Kanter was allowed to play for a professional team, as is provided for by NCAA 184.108.40.206.1; which was enacted last spring and became effective on August 1, 2010.
If the exception exists that perspective student-athletes can play with professional teams logic would dictate that the rules governing professional teams paying for educational expenses should also be an exception for these players. The NCAA allows student-athletes to receive educational expenses from prep schools, junior colleges, private secondary schools and other institutions. Kids who played for professional teams under the exception 220.127.116.11.1 should be allowed to consider educational expenses as part of their reasonable expenses under the "Other reasonable expenses" clause of NCAA 12.02.04.
If the appeals committee does as charged and looks at the intent and responsibility of Kanter's involvement in any rules violation then it should weigh heavily in Kanter's favor. During the time in question Enes was a 16 year old playing basketball and getting an education. Were it the intent of Kanter to play professionally he could have played on the Turkish national team last summer and received more than $1 million for the experience. He could have sought out a professional contract upon turning 18. Kanter did neither of these things.
In addition to not grabbing millions as a pro the Kanters' actions indicate that their intent was to maintain the amateurism of Enes. They kept extensive expense records for funds received, and offered to repay the expenses determined by the NCAA to be above actual and necessary.
How culpable can one find a 16 year old and his parents in accepting educational expenses from Fenerbahce Ulker when they unknowingly committed violations, while painstakingly attempting to maintain the amateurism of Enes?

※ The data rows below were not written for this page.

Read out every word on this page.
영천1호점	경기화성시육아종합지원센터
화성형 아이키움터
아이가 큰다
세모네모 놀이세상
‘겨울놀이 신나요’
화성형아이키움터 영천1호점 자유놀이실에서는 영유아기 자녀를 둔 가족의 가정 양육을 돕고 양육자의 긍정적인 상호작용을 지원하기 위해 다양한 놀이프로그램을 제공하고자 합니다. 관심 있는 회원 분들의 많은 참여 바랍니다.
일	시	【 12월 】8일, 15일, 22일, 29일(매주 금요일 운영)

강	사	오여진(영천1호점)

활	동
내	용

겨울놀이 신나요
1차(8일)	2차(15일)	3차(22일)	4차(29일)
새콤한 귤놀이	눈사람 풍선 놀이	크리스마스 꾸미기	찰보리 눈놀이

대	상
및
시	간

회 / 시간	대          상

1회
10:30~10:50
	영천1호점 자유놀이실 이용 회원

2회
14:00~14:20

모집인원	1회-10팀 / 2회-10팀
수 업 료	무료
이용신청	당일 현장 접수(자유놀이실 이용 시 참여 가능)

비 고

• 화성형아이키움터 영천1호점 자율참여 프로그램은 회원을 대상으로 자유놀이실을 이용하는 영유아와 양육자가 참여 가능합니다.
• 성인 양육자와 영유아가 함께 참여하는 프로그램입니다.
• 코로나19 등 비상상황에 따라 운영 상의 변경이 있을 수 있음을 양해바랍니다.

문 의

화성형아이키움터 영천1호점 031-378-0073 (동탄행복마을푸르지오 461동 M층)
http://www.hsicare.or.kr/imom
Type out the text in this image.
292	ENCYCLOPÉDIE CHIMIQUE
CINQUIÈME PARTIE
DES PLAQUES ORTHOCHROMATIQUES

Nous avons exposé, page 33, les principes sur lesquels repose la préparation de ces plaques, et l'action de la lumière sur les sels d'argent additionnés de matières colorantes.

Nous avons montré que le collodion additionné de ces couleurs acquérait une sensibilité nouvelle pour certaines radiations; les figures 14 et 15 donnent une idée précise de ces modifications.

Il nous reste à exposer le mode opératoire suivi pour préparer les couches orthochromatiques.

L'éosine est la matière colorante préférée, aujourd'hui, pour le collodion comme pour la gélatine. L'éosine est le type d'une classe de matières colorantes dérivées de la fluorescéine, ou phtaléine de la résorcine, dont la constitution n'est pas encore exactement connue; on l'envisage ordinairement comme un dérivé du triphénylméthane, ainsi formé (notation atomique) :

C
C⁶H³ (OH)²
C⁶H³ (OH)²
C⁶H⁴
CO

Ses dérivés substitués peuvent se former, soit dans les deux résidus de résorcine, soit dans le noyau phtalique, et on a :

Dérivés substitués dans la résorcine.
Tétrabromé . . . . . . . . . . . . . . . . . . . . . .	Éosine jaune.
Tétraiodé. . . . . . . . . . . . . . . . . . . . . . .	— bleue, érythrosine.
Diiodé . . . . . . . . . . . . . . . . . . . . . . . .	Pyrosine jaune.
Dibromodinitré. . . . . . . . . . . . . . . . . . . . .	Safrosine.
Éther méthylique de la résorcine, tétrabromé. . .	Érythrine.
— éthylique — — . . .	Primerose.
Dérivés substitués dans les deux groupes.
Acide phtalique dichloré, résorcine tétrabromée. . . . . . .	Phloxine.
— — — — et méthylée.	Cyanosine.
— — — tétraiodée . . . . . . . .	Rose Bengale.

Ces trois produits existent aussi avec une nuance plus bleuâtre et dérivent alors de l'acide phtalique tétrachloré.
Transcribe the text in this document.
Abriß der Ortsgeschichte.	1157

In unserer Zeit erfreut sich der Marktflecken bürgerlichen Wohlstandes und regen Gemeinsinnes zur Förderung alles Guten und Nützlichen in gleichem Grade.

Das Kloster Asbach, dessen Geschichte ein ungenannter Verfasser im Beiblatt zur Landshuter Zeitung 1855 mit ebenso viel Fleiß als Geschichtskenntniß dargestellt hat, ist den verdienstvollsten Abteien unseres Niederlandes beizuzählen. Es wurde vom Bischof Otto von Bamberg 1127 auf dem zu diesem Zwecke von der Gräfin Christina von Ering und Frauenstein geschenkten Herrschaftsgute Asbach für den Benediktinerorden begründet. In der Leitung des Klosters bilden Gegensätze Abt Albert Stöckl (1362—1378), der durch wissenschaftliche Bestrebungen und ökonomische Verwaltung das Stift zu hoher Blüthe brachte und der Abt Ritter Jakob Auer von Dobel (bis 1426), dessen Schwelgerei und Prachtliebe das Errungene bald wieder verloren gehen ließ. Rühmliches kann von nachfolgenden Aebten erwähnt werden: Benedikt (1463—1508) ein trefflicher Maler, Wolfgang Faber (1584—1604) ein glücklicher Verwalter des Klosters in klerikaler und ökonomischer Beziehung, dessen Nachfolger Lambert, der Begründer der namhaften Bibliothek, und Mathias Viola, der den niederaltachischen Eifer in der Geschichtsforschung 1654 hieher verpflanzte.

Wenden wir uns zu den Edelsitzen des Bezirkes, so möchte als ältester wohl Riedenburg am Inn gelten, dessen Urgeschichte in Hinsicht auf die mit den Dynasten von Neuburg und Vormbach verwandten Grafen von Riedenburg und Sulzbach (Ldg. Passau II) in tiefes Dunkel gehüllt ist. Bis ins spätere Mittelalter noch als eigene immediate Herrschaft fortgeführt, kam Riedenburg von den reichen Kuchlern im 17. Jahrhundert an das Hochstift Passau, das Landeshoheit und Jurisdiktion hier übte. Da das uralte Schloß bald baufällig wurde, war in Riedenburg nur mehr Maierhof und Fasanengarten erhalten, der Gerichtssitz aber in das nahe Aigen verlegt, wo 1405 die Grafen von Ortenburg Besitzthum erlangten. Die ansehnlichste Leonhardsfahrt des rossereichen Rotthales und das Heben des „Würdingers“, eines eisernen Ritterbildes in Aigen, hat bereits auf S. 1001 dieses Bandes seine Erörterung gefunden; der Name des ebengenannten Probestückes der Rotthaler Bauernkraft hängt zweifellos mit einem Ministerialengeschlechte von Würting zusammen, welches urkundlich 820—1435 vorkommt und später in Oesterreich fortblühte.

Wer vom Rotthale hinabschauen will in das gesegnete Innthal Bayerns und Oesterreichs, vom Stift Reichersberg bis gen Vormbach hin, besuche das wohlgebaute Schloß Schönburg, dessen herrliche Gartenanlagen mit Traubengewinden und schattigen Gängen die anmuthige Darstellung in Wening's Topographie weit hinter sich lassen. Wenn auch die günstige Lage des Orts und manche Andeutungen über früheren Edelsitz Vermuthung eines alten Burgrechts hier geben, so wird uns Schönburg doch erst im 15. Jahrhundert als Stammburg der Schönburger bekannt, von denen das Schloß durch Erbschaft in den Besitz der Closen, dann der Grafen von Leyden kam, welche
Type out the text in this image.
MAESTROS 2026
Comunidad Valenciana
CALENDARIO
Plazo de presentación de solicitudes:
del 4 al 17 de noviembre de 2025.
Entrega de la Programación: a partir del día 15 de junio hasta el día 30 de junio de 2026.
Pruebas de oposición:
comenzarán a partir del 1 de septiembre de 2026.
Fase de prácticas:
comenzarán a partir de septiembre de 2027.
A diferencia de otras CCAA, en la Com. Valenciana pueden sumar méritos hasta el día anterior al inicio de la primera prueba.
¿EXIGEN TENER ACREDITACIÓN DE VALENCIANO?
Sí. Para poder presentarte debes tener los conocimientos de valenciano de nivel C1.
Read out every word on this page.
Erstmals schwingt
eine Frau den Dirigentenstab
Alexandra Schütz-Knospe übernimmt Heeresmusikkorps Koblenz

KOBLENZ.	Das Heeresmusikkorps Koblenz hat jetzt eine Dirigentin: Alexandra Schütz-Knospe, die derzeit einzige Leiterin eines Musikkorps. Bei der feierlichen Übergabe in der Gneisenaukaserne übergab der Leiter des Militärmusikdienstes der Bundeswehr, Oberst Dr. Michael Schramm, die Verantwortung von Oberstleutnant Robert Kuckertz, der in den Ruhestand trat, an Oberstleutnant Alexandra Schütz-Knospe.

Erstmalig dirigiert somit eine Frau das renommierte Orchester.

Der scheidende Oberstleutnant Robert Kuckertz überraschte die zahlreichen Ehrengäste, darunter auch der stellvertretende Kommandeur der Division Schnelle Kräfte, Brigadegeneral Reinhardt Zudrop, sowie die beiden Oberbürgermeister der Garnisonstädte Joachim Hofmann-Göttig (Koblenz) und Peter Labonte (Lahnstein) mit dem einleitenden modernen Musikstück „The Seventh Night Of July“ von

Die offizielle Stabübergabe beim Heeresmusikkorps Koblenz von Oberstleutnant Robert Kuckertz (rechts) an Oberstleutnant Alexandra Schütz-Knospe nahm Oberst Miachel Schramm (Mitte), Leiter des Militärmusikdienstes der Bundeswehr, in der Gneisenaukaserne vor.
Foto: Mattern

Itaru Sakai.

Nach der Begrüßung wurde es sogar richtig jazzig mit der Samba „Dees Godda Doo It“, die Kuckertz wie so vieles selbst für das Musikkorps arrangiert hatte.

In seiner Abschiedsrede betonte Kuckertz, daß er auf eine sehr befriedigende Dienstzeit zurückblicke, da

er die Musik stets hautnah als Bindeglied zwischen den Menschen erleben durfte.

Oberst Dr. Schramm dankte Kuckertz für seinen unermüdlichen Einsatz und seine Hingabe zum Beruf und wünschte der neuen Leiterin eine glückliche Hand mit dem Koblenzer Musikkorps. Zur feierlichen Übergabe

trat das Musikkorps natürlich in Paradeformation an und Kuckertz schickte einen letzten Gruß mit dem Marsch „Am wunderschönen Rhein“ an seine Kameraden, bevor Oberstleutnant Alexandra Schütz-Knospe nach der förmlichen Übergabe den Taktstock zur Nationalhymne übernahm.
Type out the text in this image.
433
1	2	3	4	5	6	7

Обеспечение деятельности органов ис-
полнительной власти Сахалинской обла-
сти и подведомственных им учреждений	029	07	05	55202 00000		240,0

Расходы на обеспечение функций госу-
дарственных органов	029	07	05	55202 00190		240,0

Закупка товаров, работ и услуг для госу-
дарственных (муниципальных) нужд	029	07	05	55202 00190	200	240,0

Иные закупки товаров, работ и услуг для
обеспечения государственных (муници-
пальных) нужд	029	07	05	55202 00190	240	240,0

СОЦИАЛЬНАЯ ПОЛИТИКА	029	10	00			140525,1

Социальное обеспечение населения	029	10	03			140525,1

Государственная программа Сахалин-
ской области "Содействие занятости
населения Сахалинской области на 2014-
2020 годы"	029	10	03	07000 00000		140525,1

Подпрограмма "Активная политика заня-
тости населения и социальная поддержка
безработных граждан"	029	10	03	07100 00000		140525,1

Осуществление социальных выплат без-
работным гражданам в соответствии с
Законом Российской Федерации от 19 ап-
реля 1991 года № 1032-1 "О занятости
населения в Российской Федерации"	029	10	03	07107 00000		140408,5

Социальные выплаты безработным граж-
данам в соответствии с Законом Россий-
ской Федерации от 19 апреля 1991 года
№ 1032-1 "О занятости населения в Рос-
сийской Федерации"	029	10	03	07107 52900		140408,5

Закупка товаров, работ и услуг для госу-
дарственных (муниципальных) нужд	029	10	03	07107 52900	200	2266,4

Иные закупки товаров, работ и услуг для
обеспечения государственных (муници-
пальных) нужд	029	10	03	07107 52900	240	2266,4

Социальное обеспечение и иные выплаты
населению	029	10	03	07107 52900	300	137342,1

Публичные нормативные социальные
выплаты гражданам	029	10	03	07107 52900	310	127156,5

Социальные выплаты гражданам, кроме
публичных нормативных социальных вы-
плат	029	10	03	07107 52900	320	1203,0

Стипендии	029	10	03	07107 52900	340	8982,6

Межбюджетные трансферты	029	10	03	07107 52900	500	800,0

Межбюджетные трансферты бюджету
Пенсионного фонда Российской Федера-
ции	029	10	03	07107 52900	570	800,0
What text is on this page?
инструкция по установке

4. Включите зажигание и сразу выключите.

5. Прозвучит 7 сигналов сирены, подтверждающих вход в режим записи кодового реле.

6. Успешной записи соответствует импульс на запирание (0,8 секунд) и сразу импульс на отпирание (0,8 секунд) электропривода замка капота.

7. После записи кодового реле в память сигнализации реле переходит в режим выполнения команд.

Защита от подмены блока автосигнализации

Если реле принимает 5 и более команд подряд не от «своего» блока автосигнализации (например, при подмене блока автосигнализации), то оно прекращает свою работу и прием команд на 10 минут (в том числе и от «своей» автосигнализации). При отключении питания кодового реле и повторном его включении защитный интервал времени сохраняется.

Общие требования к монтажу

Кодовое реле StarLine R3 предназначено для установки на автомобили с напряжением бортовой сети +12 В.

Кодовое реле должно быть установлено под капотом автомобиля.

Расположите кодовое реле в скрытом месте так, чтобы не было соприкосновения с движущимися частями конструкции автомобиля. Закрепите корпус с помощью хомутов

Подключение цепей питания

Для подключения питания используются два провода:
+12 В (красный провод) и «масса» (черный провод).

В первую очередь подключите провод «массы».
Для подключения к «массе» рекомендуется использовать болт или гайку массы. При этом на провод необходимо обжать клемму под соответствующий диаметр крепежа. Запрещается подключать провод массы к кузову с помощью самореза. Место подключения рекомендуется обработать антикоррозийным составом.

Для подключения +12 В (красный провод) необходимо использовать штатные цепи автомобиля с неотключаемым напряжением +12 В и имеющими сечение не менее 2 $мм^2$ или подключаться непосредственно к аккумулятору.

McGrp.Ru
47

Furthermore, how reasonable is it for the NCAA to expect a student to honor the letter of NCAA rules that were not enacted until last spring? Unless the Kanter's had a crystal ball they would have expected Enes to sit out the four games he appeared in for Fenerbahce Ulker on a one-for-one basis which the previous rules dictated.
Once the Student-Athlete Reinstatement Committee hears the appeal a decision will come within ten days, but will likely come within a few days of the hearing.